Altogether, 42.8% of respondents resided in New York City, 14.9% in Long Island, 9% in the Hudson Valley region, 18.1% in the upstate eastern region, and 15.2% in the upstate western region. In addition, 51.3% were women. In terms of race/ethnicity, while 61% were classified as white, 12.5% were African American, 17.5% were Hispanic and 8.9% were classified as “other” (Table 1). This demographic profile is comparable with the 2000 U.S. census data for New York State (U.S. Bureau of the Census, 2000).

In terms of concerns about future terrorist attacks in the state, we found that 45.7% of New Yorkers reported being “very concerned” about another major attack, 50.4% very concerned about biological attacks, and 42.5% reported being very concerned about nuclear attacks (Table 2). Altogether, 33.4% were classified as having very high terrorism fears, because they were very concerned about all three possibilities. Comparison of downstate residents (New York City and Long Island) with those from the rest of the state, indicated that downstate residents had significantly higher levels of terrorism fears (all Chi-square p values <0.001). For example, 41.7% of downstate resident were classified as having very high terrorism fears vs. only 22% for upstate residents (p<0.001). With respect to evacuation-related responses, 47.3% reported that they would likely wait for communications from police or health officials before acting, and 64.5% reported that they would likely evaluate available information for deciding what to do next. Unlike what we found for terrorism concerns, however, there were no statistical differences for these self-reports between downstate and upstate residents. This was not the case for the reported likelihood of fleeing the area without waiting for communications from police or health officials. While 29.8% of New Yorkers reported they would likely evacuate immediately, this figure was 33.6% for downstate resident vs. 24.7% for upstate residents (p=0.01). Although overall concerns about future terrorist attacked were significant, only 6.1% of New York State residents reported taking any precautions. In addition, there were no significant differences between downstate and upstate residents on this preparedness measure (Table 2).

Table 2
Reported concerns and reactions related to future terrorist attacks among New Yorkers one year after the September 11 attacks. (N = 1,001)

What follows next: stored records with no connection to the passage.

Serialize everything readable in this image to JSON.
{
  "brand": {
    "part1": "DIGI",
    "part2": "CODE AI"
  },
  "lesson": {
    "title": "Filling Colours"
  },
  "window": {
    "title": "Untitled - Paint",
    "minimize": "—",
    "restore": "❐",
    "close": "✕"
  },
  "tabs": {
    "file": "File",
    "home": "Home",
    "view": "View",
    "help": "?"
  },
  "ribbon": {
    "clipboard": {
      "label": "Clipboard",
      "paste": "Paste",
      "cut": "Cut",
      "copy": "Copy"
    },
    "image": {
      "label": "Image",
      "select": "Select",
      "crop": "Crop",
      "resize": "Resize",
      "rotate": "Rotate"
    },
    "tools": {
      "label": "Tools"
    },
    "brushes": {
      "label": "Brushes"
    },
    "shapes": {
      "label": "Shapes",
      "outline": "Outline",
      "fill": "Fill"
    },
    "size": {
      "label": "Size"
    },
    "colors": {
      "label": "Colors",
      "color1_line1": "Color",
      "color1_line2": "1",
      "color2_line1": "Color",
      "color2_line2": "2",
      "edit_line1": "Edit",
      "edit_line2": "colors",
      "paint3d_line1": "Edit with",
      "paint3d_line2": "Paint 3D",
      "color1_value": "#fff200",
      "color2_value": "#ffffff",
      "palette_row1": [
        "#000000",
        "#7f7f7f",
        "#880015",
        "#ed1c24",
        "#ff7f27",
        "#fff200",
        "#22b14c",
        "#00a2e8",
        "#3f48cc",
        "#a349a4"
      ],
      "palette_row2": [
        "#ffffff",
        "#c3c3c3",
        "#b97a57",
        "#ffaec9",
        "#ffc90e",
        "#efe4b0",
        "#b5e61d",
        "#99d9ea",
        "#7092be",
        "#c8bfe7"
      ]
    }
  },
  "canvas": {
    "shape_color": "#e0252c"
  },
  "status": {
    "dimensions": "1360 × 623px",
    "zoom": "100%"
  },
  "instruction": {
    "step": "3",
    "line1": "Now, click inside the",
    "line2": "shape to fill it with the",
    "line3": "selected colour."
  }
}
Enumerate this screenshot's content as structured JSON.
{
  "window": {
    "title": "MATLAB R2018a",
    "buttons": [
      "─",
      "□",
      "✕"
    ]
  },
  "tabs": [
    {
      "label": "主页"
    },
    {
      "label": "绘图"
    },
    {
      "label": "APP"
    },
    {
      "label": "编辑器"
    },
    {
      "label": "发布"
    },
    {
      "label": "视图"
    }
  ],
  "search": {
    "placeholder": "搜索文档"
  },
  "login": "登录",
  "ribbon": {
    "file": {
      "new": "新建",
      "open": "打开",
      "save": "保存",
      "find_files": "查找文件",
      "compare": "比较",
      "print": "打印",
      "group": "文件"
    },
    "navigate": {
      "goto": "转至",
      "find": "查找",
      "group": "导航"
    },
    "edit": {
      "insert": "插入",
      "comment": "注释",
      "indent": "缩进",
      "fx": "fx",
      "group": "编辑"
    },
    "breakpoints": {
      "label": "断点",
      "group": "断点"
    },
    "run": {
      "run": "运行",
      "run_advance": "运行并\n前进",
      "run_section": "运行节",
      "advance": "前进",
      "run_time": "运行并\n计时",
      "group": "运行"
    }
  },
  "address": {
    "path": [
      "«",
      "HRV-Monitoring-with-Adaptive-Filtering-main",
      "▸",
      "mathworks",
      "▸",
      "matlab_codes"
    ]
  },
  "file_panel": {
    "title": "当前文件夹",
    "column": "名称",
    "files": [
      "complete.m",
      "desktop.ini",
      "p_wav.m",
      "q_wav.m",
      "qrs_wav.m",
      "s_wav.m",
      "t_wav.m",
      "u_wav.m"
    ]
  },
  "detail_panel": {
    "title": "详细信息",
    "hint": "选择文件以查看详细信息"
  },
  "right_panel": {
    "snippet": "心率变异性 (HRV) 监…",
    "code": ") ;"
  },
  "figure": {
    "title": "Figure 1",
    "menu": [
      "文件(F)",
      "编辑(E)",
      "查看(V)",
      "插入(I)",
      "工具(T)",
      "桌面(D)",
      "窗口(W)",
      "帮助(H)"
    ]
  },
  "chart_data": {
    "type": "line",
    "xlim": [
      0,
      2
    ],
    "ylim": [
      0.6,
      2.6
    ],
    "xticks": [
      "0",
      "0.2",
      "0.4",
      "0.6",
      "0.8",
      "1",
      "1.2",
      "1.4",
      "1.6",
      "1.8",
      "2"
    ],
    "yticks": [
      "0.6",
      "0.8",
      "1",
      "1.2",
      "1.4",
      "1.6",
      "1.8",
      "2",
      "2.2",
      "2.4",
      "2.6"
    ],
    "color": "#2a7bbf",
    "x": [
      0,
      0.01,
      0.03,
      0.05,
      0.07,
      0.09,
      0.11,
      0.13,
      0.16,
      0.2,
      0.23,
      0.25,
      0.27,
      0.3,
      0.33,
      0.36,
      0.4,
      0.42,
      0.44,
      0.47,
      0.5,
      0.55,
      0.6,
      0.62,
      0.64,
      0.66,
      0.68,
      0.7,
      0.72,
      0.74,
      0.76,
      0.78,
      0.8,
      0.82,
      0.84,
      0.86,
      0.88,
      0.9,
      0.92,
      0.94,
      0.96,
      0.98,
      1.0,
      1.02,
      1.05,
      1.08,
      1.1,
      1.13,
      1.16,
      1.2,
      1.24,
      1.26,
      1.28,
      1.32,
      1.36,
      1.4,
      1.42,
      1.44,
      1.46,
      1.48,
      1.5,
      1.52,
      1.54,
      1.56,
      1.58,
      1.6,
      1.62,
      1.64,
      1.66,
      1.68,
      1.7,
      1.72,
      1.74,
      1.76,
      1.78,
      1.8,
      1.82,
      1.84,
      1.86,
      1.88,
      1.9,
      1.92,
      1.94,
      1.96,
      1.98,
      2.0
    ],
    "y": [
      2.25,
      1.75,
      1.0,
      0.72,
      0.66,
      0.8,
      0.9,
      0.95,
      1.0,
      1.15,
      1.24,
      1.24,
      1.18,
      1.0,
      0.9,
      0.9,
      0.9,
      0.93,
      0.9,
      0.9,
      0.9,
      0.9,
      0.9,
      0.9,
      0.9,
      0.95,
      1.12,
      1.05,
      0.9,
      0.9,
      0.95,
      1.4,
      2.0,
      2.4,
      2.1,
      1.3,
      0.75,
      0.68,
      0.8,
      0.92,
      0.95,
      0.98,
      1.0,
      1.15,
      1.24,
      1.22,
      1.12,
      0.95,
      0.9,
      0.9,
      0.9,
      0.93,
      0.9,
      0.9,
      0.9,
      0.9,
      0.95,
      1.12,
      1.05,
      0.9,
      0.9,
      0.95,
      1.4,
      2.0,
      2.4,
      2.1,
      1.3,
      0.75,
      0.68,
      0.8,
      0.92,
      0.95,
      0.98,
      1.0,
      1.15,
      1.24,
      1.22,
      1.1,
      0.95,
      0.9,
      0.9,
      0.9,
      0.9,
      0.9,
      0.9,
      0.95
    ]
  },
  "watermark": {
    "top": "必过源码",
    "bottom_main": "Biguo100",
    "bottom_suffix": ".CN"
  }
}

The results for our multivariate model predicting high terrorism fears are presented in Table 3. For this we included both individual-level (i.e., residential location, age, gender, race, marital status, and education) and household-level (i.e., household income, children in household, health care worker in household, and person with chronic disease in household) predictor variables in the model. We also included three behavioral and attitudinal variables as well. These included reported preparations for future attacks, the likelihood of information evaluation before acting, and the likelihood of fleeing the area during an attack. Our results indicated that higher fears of terrorism were predicted by downstate residence (odds ratio [OR] = 2.0, p=0.001), female gender (OR=1.5, p=0.043), being 45–64 years old (vs. 18–29; OR=2.0, p=0.037), being African American or Hispanic (vs. white; OR=2.2, p=0.006 and OR=2.5, p<0.001, respectively), being in the lowest income group (vs. highest; OR=2.3, p=0.016), and being a high school graduate or less (vs. graduate school; OR=2.3, p=0.002 and OR=2.1, p=0.039, respectively). In addition, higher fear also was predicted by three behavioral/attitude variables: reporting a higher likelihood of fleeing regardless of available information (OR=1.9, p<0.001), having made at least some disaster preparations (OR=1.9, p=0.049), and reporting that available evacuation information would be carefully evaluated before acting (OR=1.9, p=0.039).

Table 3
Multivariate model predicting highest fears about future terrorist attacks from demographic, attitudinal, and behavioral factors. (N = 1,001)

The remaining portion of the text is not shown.